NVlabs / nvdiffrast

Nvdiffrast - Modular Primitives for High-Performance Differentiable Rendering
Other
1.37k stars 146 forks source link

OpenGL 4.4 or later is required #53

Closed fyviezhao closed 2 years ago

fyviezhao commented 2 years ago

Hi, I'm trying to set up nvdiffrast in a docker container running on a Debian host. Since I'm not familiar with docker-in-docker things, I try to follow the Dockfile provided in this repo to install the required apts & python packages. Finally I successfully installed nvdiffraset-0.2.7, but when running the test demo triangle.py, it raises RuntimeError: OpenGL 4.4 or later is required: image I'm not sure if the OpenGL version is bundled with the nvidia-driver version, which may cause the above error since the nvidia-driver version of the docker host looks a bit old. I have no permission to upgrade the host's nvidia driver, so can the OpenGL version be upgraded without changing the nvidia-driver? Any help is appreciated!

Edited: More information from glxinfo: (looks like it uses AMD Radeon Pro 555X OpenGL Engine instead of the host's NVIDIA-Tesla-V100 card, would this lead to any problem?) image

s-laine commented 2 years ago

OpenGL version 1.4 is roughly 20 years old, and it's indeed running an ATI driver for some reason. Do you have an AMD board in the machine? My guess is that you don't have any OpenGL drivers installed in the system and you're seeing some sort of system default driver. You may be missing libnvidia-gl package or something else required for OpenGL support on the NVIDIA board.

To enable a bit more debug output, you can try adding dr.set_log_level(0) at the start of program. That shows if nvdiffrast is able to initialize the EGL context on the current Cuda device, and which OpenGL version it sees.

fyviezhao commented 2 years ago

@s-laine Thanks for your quick reply! Yes, I also agree the container is running an ATI driver instead of the Nvidia driver. I googled it and found the reason may be direct rendering: No. However, I don't find a good solution for turning this direct rendering on. I have sudo previlage but cannot reboot the docker host.

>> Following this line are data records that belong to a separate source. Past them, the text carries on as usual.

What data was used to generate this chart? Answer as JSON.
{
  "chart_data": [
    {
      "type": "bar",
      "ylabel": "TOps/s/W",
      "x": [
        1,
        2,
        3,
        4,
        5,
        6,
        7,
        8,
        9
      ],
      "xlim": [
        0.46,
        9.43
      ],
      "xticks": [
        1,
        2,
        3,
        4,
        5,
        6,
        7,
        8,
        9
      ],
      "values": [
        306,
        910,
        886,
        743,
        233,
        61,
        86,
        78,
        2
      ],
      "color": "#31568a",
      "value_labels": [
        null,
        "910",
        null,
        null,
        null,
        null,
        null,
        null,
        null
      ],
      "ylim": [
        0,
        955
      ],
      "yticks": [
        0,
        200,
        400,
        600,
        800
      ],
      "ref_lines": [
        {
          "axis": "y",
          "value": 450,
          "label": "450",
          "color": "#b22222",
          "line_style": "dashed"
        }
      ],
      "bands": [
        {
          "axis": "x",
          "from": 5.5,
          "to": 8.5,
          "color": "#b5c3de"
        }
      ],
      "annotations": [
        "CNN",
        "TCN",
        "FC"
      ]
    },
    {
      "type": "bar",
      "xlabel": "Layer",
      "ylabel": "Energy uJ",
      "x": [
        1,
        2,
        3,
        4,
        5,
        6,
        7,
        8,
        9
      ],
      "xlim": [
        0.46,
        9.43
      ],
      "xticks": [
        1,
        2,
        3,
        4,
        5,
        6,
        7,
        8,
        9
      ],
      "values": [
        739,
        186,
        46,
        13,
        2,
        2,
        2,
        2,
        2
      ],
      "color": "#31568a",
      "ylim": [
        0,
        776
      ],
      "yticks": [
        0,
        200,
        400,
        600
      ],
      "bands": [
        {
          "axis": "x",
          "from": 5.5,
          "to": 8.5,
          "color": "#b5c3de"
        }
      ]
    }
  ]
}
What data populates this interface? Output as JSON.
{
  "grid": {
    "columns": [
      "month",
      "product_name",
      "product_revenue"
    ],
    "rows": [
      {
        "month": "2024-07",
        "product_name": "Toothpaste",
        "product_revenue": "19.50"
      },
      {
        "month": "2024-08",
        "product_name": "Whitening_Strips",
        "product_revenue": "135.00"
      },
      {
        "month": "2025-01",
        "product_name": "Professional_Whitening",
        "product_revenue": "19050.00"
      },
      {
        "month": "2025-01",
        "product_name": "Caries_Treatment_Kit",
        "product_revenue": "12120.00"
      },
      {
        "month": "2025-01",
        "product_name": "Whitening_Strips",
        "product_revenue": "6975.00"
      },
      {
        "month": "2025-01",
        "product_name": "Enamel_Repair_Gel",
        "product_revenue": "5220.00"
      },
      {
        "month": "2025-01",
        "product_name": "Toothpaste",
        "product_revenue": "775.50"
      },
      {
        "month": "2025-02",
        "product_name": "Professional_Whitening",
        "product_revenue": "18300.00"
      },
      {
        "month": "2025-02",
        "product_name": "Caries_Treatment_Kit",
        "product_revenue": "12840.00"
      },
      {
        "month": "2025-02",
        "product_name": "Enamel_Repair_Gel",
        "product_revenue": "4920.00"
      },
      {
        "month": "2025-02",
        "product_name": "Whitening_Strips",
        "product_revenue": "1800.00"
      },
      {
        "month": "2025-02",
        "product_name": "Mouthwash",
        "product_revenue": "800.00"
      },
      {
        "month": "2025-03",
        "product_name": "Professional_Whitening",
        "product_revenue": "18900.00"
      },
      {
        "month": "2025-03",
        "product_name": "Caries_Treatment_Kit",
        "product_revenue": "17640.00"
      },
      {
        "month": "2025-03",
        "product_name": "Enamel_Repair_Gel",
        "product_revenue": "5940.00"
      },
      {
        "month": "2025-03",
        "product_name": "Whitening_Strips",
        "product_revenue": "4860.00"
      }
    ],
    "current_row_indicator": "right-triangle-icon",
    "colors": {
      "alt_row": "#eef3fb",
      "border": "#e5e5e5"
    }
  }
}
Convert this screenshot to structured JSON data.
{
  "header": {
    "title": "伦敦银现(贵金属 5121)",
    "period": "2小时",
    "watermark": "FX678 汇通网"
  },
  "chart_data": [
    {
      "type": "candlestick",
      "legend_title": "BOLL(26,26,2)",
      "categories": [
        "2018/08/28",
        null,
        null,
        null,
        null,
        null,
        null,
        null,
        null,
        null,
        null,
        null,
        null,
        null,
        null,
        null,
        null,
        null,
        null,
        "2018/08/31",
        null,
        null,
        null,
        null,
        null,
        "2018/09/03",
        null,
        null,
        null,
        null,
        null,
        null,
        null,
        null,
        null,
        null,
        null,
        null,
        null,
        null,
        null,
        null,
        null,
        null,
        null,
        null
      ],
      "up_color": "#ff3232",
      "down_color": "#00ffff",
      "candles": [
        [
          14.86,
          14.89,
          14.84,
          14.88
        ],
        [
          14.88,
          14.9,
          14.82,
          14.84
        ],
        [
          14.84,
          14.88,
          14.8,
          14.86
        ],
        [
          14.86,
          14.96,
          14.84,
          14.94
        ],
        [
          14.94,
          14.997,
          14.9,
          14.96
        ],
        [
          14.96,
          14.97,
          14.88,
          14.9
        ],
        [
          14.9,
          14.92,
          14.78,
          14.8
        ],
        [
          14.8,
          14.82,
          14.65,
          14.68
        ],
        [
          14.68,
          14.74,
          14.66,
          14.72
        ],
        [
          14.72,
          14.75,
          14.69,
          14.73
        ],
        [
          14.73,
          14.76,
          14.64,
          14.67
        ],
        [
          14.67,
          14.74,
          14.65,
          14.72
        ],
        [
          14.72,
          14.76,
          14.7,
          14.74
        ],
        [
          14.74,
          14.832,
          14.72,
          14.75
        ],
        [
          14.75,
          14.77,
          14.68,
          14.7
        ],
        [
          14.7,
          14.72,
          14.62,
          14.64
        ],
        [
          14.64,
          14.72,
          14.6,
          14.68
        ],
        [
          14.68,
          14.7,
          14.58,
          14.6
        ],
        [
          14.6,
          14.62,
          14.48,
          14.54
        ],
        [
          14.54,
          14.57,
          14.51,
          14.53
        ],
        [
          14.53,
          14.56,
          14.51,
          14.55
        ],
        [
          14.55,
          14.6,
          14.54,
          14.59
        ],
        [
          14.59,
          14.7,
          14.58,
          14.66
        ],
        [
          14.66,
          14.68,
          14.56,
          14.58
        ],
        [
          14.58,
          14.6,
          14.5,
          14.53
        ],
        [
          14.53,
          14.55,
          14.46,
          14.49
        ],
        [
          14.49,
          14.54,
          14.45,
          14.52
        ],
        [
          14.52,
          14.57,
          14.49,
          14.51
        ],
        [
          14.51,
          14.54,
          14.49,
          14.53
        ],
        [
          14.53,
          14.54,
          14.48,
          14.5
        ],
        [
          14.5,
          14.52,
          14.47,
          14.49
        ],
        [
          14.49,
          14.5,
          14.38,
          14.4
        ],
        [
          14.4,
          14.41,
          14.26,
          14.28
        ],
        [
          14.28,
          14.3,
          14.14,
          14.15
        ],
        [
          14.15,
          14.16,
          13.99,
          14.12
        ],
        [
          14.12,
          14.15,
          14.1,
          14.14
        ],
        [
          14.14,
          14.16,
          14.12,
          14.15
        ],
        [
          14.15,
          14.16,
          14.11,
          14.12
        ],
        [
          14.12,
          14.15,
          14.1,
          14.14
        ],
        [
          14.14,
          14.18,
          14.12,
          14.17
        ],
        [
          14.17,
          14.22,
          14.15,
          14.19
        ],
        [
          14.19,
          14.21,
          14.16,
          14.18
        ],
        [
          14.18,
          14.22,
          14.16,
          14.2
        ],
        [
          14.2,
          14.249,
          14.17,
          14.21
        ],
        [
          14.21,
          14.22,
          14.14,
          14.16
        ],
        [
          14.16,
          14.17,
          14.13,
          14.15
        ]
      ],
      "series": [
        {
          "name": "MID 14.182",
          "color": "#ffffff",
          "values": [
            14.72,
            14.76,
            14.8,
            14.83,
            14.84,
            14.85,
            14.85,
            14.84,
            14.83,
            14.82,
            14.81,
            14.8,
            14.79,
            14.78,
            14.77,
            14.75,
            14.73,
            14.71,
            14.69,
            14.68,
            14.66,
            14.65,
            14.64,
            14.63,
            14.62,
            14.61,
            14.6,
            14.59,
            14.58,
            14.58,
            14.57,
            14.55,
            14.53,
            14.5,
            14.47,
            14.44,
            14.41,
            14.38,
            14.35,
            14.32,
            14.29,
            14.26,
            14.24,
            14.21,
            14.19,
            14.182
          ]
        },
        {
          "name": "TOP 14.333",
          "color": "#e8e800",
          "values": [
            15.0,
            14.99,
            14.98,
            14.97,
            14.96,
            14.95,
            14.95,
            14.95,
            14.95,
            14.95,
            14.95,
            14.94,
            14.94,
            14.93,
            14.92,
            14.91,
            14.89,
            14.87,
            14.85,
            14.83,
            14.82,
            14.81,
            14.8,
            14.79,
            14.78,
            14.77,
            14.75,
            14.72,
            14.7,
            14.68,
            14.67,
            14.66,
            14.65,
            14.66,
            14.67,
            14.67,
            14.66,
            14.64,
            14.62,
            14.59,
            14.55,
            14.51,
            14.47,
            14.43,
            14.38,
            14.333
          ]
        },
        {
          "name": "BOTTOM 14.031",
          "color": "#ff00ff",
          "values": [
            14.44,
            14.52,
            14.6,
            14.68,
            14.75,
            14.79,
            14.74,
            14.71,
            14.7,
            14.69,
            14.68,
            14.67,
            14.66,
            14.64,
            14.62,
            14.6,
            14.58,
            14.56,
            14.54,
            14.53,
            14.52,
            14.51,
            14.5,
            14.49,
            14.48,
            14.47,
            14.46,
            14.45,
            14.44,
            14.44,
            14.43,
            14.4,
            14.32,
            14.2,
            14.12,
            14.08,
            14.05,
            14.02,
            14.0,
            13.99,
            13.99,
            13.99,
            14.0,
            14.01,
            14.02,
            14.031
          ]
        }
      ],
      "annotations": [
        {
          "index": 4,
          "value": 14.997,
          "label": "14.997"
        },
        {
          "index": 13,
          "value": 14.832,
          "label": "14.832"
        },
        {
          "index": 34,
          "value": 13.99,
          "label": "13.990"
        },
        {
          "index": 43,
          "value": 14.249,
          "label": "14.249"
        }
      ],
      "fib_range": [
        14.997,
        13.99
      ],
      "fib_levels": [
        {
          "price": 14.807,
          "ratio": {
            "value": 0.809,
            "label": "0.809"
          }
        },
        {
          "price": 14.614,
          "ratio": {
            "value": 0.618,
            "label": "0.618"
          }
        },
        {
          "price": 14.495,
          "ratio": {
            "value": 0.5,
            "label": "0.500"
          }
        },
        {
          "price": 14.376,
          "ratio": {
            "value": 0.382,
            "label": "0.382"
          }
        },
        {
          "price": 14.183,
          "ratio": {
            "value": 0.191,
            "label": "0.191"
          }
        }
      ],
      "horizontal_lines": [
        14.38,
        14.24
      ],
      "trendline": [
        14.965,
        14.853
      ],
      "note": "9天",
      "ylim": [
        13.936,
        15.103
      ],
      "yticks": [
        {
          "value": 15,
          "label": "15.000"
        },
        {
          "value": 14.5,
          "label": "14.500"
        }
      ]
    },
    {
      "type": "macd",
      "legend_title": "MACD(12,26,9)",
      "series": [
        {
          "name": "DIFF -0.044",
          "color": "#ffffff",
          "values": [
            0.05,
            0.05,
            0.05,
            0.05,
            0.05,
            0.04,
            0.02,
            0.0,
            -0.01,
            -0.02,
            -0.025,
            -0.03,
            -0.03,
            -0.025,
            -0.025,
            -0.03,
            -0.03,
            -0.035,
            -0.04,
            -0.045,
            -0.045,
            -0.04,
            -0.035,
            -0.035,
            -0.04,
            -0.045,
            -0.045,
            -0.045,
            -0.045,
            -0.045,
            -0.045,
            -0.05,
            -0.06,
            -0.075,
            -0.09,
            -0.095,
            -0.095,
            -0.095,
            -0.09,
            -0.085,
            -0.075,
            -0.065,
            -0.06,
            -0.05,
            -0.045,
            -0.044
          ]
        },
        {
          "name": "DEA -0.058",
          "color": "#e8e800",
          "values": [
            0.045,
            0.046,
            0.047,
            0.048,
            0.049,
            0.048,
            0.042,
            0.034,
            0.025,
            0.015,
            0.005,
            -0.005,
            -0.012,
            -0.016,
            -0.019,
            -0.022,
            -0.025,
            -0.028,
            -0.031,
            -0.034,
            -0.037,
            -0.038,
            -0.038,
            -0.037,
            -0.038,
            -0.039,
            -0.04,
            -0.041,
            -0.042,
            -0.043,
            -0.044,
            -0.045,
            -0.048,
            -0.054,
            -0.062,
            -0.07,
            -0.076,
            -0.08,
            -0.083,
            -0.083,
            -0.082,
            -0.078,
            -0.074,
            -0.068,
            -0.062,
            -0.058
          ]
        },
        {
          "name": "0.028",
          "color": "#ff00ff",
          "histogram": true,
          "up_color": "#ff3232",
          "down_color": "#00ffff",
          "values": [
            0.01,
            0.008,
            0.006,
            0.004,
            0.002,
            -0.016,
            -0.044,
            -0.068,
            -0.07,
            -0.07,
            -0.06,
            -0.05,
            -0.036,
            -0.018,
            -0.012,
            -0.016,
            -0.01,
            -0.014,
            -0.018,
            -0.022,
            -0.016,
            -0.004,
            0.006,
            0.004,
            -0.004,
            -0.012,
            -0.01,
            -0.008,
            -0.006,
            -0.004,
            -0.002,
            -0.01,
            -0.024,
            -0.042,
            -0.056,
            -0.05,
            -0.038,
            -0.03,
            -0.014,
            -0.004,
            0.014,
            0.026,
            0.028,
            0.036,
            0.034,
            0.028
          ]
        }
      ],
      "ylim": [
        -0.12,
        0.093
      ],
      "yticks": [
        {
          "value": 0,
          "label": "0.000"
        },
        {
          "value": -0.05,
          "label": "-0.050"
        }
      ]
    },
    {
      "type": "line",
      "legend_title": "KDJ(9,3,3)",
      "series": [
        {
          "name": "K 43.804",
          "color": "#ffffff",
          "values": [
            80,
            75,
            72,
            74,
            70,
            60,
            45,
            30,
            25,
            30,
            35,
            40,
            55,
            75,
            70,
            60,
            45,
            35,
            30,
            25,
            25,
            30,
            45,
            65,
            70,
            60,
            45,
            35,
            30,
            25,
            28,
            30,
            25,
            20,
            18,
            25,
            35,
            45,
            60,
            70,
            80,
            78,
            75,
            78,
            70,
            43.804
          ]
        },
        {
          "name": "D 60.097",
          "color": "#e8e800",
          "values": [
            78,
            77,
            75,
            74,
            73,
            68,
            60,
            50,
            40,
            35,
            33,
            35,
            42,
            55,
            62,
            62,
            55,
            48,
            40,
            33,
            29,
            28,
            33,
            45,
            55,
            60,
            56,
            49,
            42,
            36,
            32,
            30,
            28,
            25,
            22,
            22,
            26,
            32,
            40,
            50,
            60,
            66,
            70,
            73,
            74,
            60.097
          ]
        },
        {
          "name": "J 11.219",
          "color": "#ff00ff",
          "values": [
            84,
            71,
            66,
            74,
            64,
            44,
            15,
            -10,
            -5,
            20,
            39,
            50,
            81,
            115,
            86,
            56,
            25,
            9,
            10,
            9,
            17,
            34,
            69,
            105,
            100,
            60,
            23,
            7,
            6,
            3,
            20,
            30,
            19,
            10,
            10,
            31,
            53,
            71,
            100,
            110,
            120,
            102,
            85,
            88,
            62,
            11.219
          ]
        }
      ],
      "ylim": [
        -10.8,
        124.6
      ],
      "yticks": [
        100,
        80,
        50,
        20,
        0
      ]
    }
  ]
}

Here is the output after setting dr.set_log_level(0):

[I glutil.cpp:322] Creating GL context for Cuda device 0
[I glutil.cpp:325] Failed, falling back to default display
[I glutil.cpp:370] EGL 5.1 OpenGL context created (disp: 0x0000000005cd9eb0, ctx: 0x000000009d6863d0)
[I rasterize.cpp:103] OpenGL version reported as 3.1
Traceback (most recent call last):
  File "triangle.py", line 24, in <module>
    glctx = dr.RasterizeGLContext()
  File "/home/tiger/.local/lib/python3.7/site-packages/nvdiffrast/torch/ops.py", line 160, in __init__
    self.cpp_wrapper = _get_plugin().RasterizeGLStateWrapper(output_db, mode == 'automatic', cuda_device_idx)
RuntimeError: OpenGL 4.4 or later is required

It is a bit weird, as shown in glxinfo the OpenGL version seems to be 1.4 while in the log above it is reported as 3.1. Besides, the Ubuntu package libnvdia-gl is unavailable on Debian so I instead search and install a similar Debian package libnvidia-glcore, but it didn't work.

It seems that the problem could be solved by switching from ATI driver to Nvidia driver, wonder if you have any experience on this? Thanks for your help!

s-laine commented 2 years ago

This certainly looks like a driver issue. It looks like EGL fails to enumerate the (virtual) displays, used for forcing the OpenGL context onto a specific Cuda GPU, and that is a bad sign too.

If you don't have an AMD board in the machine, maybe it is possible to remove the ATI driver altogether. But installing/uninstalling GPU drivers is something that most likely requires a reboot, as previously reported on Ubuntu.

fyviezhao commented 2 years ago

Yes, now I need reach out to the cluster manager for solving this problems. Thanks!

pfeducode commented 1 year ago

How to solve this problem